Düşünenler ise, her bir eylemlerinden hesap sorulacağının bilinci içerisindedirler. Sürü psikolojisiyle değil birer şahsiyetli insan olarak davranırlar. Onlar güdüleriyle iş yapmazlar. Onları harekete geçiren kafaları ve kalpleridir. Onun için de sabrı direniş olarak algılarlar.
Ulu'l-elbab için sabır, siperleri kaybetmeme mücadelesidir. Akıllılar için sabır, hakta olmanın, haklı olmanın bedelini ödemektir.
Çünkü akıllı olanlar iyi bilirler ki, direnenler kazanacaktır.

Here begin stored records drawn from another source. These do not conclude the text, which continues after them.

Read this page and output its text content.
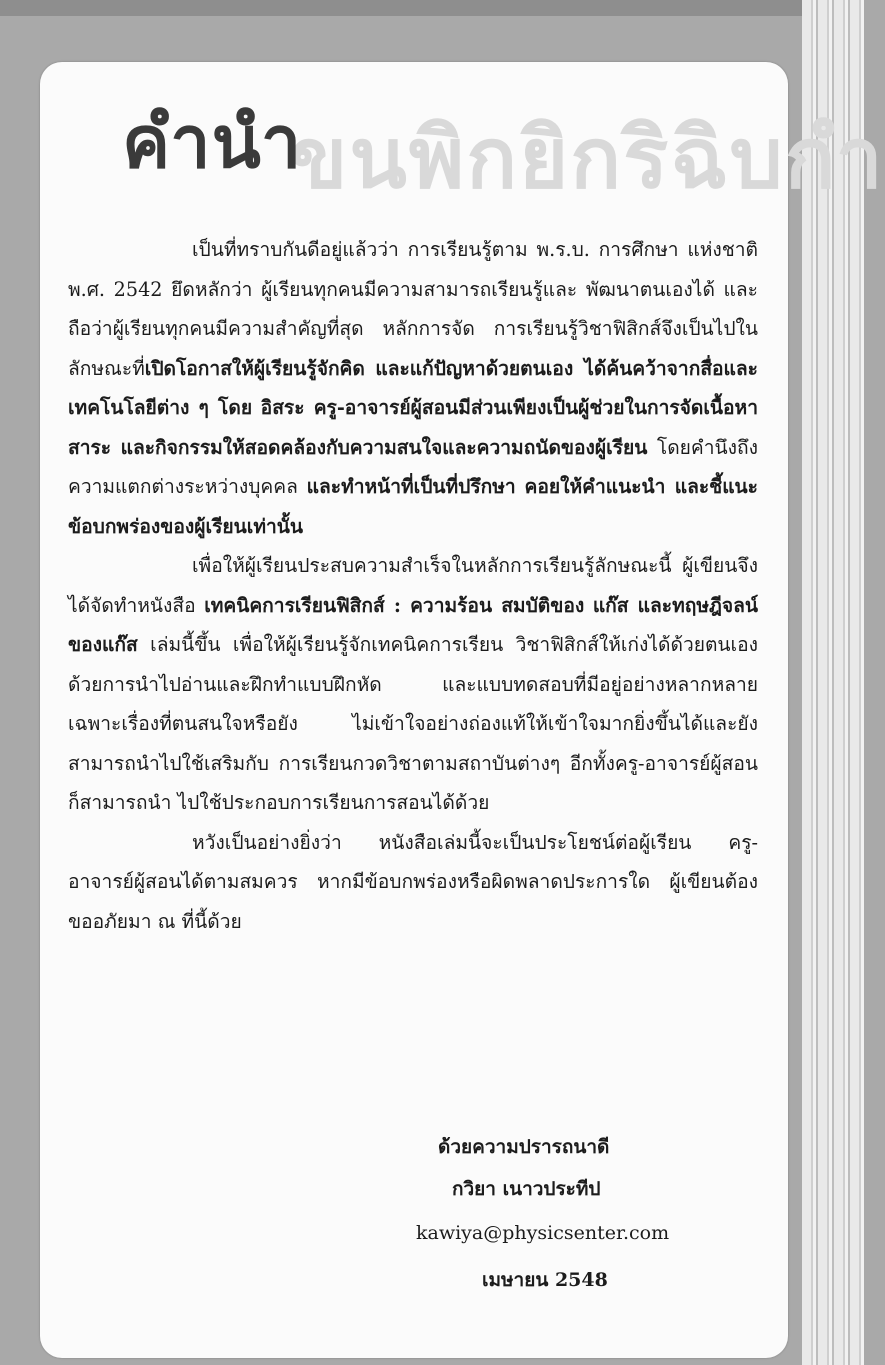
ขนพิกยิกริฉิบกำ
คำนำ

เป็นที่ทราบกันดีอยู่แล้วว่า การเรียนรู้ตาม พ.ร.บ. การศึกษา แห่งชาติ พ.ศ. 2542 ยึดหลักว่า ผู้เรียนทุกคนมีความสามารถเรียนรู้และ พัฒนาตนเองได้ และถือว่าผู้เรียนทุกคนมีความสำคัญที่สุด หลักการจัด การเรียนรู้วิชาฟิสิกส์จึงเป็นไปในลักษณะที่เปิดโอกาสให้ผู้เรียนรู้จักคิด และแก้ปัญหาด้วยตนเอง ได้ค้นคว้าจากสื่อและเทคโนโลยีต่าง ๆ โดย อิสระ ครู-อาจารย์ผู้สอนมีส่วนเพียงเป็นผู้ช่วยในการจัดเนื้อหาสาระ และกิจกรรมให้สอดคล้องกับความสนใจและความถนัดของผู้เรียน โดยคำนึงถึงความแตกต่างระหว่างบุคคล และทำหน้าที่เป็นที่ปรึกษา คอยให้คำแนะนำ และชี้แนะข้อบกพร่องของผู้เรียนเท่านั้น

เพื่อให้ผู้เรียนประสบความสำเร็จในหลักการเรียนรู้ลักษณะนี้ ผู้เขียนจึงได้จัดทำหนังสือ เทคนิคการเรียนฟิสิกส์ : ความร้อน สมบัติของ แก๊ส และทฤษฎีจลน์ของแก๊ส เล่มนี้ขึ้น เพื่อให้ผู้เรียนรู้จักเทคนิคการเรียน วิชาฟิสิกส์ให้เก่งได้ด้วยตนเอง ด้วยการนำไปอ่านและฝึกทำแบบฝึกหัด	และแบบทดสอบที่มีอยู่อย่างหลากหลาย เฉพาะเรื่องที่ตนสนใจหรือยัง	ไม่เข้าใจอย่างถ่องแท้ให้เข้าใจมากยิ่งขึ้นได้และยังสามารถนำไปใช้เสริมกับ การเรียนกวดวิชาตามสถาบันต่างๆ อีกทั้งครู-อาจารย์ผู้สอนก็สามารถนำ ไปใช้ประกอบการเรียนการสอนได้ด้วย

หวังเป็นอย่างยิ่งว่า หนังสือเล่มนี้จะเป็นประโยชน์ต่อผู้เรียน ครู-อาจารย์ผู้สอนได้ตามสมควร หากมีข้อบกพร่องหรือผิดพลาดประการใด ผู้เขียนต้องขออภัยมา ณ ที่นี้ด้วย

ด้วยความปรารถนาดี
กวิยา เนาวประทีป
kawiya@physicsenter.com
เมษายน 2548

Hiç bir zaman çokluk, hakta oluşun delili sayılmamıştır, belki tersi doğrudur. Çünkü Kur'an insanları ikiye ayırır:Ulu'l-elbab (Akıllılar) ve ekseru'n-nas( insanların çoğu ). "İnsanların çoğu düşünmezler"; " İnsanların çoğu şükretmezler "; "İnsanların çoğu iman etmezler".